11 Eylül saldırılarından bugüne kadar ABD’nin 7 trilyon dolardan daha fazla harcama yaptığı hesaplanıyor. Oysa ABD Başkanı Donald Trump, Irak’a inerken uçağının ışıklarının kapatılması karşısında “7 trilyon dolar harcadık ve inerken ışıklarımızı kapatmak zorundayız. Bu çok kötü.” diyerek çabaların boşa gittiğini en üst seviyede itiraf etti. Bugün bu bölgelere yönelik yapılan çalışmaların hiçbir işe yaramadığı açıkça görülmektedir. Bu nedenle ABD Başkanı Trump, Afganistan ve Irak işgallerinin büyük bir hata olduğunu kabul ediyor ve buralardaki Amerikalı askerleri geri çekeceğini ilan ediyor. ABD binlerce kayıp verdikten sonra Afganistan’dan kurtulmak için Taliban ile anlaşıyor, Irak’taki askerlerini azaltıyor. Son olarak bu ay Irak’taki Amerikan asker sayısının 5 binden 3 bine indirileceği açıklandı.

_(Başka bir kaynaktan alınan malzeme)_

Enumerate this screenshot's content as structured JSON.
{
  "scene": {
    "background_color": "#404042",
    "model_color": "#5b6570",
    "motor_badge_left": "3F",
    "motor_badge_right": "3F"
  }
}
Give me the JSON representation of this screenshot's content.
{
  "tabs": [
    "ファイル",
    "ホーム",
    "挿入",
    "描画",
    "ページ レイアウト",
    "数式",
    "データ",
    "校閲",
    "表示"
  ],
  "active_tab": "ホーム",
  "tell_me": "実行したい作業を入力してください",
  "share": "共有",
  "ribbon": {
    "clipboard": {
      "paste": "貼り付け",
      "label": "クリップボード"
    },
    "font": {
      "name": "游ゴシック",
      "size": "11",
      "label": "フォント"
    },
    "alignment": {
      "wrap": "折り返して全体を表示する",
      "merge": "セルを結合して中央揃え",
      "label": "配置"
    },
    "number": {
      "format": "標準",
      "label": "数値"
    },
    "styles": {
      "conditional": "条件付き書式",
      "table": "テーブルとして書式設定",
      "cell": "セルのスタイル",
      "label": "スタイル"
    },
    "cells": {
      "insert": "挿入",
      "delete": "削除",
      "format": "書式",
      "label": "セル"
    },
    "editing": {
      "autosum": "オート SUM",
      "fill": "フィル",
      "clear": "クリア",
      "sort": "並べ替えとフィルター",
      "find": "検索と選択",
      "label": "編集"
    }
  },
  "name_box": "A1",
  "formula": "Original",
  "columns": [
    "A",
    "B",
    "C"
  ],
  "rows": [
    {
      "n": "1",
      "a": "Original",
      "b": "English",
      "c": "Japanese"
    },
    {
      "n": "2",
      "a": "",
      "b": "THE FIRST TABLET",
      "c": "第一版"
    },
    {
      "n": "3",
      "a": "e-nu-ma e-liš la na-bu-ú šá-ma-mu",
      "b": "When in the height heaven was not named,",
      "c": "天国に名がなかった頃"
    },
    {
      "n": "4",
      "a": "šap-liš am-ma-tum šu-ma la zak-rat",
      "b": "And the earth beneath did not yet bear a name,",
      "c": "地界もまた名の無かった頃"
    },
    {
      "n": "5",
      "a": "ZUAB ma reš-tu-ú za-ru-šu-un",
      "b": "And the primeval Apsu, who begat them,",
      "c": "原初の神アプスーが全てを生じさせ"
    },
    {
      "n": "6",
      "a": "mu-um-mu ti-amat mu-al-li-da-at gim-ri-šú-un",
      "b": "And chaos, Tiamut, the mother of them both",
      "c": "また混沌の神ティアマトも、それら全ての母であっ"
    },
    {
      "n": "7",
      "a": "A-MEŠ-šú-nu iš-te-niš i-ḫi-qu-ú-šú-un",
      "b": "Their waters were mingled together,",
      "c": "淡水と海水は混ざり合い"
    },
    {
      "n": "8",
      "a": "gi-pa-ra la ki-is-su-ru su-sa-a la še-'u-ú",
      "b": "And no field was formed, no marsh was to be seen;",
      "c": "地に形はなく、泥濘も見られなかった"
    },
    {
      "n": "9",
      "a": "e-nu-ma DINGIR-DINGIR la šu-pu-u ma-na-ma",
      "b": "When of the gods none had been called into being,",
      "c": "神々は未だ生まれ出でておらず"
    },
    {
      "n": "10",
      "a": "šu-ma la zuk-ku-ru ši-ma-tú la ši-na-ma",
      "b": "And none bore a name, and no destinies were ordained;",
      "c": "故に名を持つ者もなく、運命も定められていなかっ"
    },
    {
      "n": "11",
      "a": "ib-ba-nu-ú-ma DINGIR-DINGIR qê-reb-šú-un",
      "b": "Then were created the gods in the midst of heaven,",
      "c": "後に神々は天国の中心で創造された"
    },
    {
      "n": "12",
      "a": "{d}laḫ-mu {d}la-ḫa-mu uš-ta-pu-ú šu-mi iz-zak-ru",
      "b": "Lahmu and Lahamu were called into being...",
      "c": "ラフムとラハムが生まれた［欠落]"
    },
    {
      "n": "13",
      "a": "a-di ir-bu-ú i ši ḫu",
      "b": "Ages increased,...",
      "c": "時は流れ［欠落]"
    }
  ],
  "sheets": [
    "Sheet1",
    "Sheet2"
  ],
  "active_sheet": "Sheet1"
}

Bu haliyle ABD’nin, Soğuk Savaş Sonrası 30 yıllık dönemi boşuna harcadığı ve başlangıç durumuna döndüğü görülüyor. Oysa aynı dönemde Rusya ve Çin’in daha akılcı politika ve uygulamalarla, askeri ve ekonomik alanda ABD ile aralarındaki mesafeyi hızla kapattığı açıkça görülüyor. ABD ve NATO’nun hayali düşmanlarla güç kaybettiği bir dönemde, Çin ve Rusya kendisini toparladı. Bu toparlanma yapılan tatbikatlarda açıkça kendisini gösteriyor. ABD Deniz Enstitüsünde bir makale yazan Amiral Michael McDevith, “ABD hala dünyanın en güçlü donanma gücü olduğuna inanıyor ancak Çin hızla Amerika’ya yetişiyor. 2030 yılında Çin donanması dünyanın en güçlü donanması olacak.” değerlendirmesinde bulunuyor. Üst düzey bazı ABD yetkililerin de bunu sözlü olarak defalarca ifade etmelerine rağmen, uygulamada tedbir alınmadığı görülüyor. ABD, Ortadoğu’da içine sokulduğu bataklıktan bir türlü kendisini kurtaramıyor. Kurtarması da mümkün gözükmüyor.
Güç kullanılınca güç olmaktan çıkıyor. ABD, her iki dünya savaşına da Avrupalılar birbirini yıprattıktan sonra dahil olmuş ve başarılı olarak dünya liderliğini eline geçirmişti. ABD yetkililerinin hangi durumda olduklarını anlamaları için 1914 yılında Alman saldırıları başladıktan sonra söyledikleri sözü hatırlamaları yeter: Taraf tutmuyoruz. Devletler savaşa girdikleri vakit bu savaşı çıkaran ve altında dolaşan herkes ezilmeye mahkumdur.”